When the sun is gleefully present and warm.  When you have a published Squaw Olympic expert willing to spend the day sharing his knowledge freely with you.  When you have two friends who are up for pretty much anything and you throw in Walt Disney- 
You have the makings of an extremely awesome day.

When Alexander Cushing put forward Squaw Valley's bid to the International Olympic Committee in 1955, the resort did not even exist! He was the only inhabitant and homeowner in the whole place.  We learned how much work went into getting the bid.  So very interesting!
David Antonucci's two-hour tour took us on a walking exploration of various Olympic venues and sites in the base area of Squaw Valley. We visited the Olympic Village Lodge (athlete's housing), California and Nevada Welcome Centers, as well as race courses, the site of Blyth Arena, ski jump hill remnants, IBM computer building (first time using computers to tabulate), media center, and other historic sites. David recounted incredibly interesting stories of the epic competition at the athletic venues.
As we strolled the village, we kept feeling like we were in an adult Disneyland.  It had this magical aura to it and we were so happy to just be there.
So the biggest surprise was that it really was Disneyland.  In 1959, Walt Disney was asked to chair the Pageantry Committee for these Olympics, creating the opening and closing ceremonies that broke the mold—and set the gold standard for Olympic Games to come.
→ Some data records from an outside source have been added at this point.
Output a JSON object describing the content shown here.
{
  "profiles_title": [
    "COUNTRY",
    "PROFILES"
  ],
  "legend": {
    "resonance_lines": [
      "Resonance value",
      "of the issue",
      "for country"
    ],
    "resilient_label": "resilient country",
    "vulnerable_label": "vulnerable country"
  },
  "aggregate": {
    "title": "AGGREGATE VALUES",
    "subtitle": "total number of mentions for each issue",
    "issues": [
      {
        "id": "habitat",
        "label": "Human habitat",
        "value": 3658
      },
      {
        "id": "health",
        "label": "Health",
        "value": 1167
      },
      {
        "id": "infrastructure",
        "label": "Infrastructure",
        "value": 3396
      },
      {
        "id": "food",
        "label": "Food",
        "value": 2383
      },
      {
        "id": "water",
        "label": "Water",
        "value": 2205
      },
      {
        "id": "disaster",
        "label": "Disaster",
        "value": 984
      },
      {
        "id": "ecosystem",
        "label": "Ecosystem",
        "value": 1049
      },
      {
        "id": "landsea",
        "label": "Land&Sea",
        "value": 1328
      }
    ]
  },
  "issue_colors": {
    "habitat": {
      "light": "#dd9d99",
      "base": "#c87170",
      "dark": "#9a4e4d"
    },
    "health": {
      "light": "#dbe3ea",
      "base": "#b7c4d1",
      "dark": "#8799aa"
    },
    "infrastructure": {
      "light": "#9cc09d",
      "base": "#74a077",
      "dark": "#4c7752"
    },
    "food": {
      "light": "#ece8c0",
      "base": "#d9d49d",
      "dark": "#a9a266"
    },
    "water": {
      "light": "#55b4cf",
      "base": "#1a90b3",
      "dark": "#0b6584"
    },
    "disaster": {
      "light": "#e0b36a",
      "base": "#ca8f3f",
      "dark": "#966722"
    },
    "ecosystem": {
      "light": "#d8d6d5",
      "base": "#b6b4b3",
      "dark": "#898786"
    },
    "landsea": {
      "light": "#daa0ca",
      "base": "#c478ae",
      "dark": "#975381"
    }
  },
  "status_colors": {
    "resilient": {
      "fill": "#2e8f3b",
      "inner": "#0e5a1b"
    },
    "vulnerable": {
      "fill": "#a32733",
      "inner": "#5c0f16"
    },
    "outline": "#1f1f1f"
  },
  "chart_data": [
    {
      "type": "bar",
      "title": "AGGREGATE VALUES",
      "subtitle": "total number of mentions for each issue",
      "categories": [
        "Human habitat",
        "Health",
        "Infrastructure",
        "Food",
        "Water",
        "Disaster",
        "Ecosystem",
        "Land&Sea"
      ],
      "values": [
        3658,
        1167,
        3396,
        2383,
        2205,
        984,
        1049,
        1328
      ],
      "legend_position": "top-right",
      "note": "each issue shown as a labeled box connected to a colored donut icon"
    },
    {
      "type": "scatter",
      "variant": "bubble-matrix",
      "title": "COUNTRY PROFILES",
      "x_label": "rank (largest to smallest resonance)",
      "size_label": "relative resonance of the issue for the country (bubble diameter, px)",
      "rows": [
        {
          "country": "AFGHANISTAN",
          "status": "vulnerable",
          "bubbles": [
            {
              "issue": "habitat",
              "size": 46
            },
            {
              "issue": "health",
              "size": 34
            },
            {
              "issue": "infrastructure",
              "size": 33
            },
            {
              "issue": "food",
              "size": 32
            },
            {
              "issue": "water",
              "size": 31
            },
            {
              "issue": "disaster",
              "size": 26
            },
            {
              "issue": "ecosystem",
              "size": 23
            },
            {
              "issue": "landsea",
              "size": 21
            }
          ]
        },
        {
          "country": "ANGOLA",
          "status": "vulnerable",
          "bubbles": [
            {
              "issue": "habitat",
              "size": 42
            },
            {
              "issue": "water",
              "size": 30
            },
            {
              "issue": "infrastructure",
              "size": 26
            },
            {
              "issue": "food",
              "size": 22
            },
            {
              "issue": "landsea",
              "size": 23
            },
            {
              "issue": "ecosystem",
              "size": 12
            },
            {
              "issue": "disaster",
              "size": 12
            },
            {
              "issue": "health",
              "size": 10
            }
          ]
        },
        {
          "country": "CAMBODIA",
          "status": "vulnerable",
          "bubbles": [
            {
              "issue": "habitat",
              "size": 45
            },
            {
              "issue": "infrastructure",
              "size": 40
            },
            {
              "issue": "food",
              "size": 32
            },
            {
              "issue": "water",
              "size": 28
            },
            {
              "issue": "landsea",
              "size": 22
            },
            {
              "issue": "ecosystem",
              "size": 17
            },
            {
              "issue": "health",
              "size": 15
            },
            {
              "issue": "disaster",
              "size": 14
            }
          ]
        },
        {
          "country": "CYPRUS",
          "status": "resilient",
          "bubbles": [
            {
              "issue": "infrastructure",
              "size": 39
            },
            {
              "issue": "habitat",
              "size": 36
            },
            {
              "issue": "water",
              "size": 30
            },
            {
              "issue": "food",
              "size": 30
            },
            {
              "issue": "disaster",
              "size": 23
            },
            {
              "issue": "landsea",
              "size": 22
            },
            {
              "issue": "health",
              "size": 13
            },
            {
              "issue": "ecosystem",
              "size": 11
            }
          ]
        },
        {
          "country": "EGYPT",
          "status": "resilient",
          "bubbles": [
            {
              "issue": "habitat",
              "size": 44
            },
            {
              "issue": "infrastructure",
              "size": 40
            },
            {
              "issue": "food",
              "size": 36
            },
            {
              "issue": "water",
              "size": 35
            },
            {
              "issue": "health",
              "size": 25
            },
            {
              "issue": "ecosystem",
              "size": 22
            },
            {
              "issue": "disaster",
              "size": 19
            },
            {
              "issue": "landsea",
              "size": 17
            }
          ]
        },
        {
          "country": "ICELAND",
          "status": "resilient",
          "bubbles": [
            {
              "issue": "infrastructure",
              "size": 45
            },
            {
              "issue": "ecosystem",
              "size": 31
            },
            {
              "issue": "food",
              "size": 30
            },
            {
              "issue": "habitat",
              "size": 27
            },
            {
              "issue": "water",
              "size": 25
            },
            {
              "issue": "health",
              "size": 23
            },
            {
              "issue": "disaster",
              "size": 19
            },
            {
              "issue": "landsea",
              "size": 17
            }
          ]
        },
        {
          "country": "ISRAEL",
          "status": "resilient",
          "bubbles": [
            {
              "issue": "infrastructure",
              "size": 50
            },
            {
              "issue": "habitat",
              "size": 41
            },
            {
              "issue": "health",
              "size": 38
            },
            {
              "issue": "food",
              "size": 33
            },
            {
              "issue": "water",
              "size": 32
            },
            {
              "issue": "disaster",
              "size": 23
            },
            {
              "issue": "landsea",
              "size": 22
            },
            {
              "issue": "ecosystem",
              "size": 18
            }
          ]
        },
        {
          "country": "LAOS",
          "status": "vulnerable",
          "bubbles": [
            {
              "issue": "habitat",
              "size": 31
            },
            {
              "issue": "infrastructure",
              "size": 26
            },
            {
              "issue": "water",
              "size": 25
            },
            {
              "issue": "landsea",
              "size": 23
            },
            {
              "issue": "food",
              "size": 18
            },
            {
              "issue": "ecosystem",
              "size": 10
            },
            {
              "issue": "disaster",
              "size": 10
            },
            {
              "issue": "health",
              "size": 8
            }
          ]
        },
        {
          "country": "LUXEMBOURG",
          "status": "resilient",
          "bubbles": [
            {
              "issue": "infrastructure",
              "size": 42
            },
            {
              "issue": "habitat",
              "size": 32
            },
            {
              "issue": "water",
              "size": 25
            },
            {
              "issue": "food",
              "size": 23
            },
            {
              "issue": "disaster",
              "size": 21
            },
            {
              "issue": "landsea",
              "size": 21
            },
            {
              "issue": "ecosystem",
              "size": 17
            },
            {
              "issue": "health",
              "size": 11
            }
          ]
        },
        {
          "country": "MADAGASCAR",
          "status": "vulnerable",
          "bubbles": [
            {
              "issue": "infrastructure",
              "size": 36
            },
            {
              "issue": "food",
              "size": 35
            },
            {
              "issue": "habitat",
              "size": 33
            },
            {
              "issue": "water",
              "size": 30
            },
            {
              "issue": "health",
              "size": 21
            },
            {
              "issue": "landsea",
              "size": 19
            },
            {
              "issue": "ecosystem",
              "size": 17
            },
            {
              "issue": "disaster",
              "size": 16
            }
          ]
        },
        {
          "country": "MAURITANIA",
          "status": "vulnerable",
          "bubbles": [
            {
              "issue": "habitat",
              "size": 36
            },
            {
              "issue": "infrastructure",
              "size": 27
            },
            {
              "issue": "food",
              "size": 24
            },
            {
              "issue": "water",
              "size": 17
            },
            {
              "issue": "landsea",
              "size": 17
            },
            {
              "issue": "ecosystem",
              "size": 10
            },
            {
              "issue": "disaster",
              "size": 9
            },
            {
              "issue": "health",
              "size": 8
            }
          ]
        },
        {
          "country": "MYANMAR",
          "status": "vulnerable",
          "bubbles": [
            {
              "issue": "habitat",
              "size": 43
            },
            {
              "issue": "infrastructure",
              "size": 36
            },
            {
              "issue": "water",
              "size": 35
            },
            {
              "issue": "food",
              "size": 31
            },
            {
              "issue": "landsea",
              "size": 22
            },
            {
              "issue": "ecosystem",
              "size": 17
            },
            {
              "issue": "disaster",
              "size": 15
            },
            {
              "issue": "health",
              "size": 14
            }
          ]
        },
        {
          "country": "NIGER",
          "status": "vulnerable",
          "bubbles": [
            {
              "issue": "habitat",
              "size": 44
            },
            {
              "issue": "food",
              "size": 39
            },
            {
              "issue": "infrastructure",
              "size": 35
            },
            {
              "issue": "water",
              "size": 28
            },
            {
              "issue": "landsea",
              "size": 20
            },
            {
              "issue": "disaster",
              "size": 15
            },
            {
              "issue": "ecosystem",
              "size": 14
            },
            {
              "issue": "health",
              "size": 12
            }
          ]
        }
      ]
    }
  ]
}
A reporter wrote, “The opening ceremony was the most remarkable thing I ever saw. No matter how much credit you give Walt Disney and his organization, it isn’t really enough."
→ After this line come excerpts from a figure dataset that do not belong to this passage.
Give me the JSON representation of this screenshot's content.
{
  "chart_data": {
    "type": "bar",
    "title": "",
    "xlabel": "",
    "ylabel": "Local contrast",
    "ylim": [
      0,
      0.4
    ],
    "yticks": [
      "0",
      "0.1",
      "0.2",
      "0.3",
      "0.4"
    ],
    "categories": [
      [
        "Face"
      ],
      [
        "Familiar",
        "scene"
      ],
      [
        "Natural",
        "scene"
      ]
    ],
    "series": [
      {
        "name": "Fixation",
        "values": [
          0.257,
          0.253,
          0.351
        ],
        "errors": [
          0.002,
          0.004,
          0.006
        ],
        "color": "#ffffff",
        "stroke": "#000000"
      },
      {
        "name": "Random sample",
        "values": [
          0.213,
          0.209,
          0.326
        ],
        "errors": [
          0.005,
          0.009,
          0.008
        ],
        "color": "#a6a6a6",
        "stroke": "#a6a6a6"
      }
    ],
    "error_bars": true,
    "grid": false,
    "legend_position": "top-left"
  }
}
It stands to reason that a production spearheaded by Walt and his team would make an impression—but Walt’s reach during the 1960 Winter Games didn’t stop at the ceremonies. Walt entertained athletes with the first film festival during an Olympics… and Art Linkletter brought in live performers for the first time in Olympics history. The legendary Danny Kaye even traveled to Squaw Valley to make an appearance.

Walt even had a hand in decorating the Olympic Village which is why it still feels "Disney-like" to us, 53 years later.
This was an Olympic event of FIRSTS.  This was the first time there was ever a bidding war for television rights.  CBS won with a bid of $50,000.  The first instant replay happened when officials became unsure as to whether a skier had missed a gate in the men's slalom and they asked CBS-TV if they could review a videotape of the race. This gave CBS the idea of inventing the now ubiquitous "instant replay".

Men's biathlon and women's speed skating made their Olympic debuts. Frenchman Jean Vuarnet (sunglasses fame) became the first skier to win a medal on composite skis, instead of the traditional wooden ones.  Here is a great video overview of the actual event.
After filling our heads with interesting knowledge, we decided to sit, gazing at the slopes, and fill our stomachs as well.  The information was almost overwhelming... in a good way!
There were sweet sights to be seen throughout the village.
The Olympics are a wonderful metaphor for world cooperation,
the kind of international competition that's wholesome and healthy,
an interplay between countries that represents the best in all of us.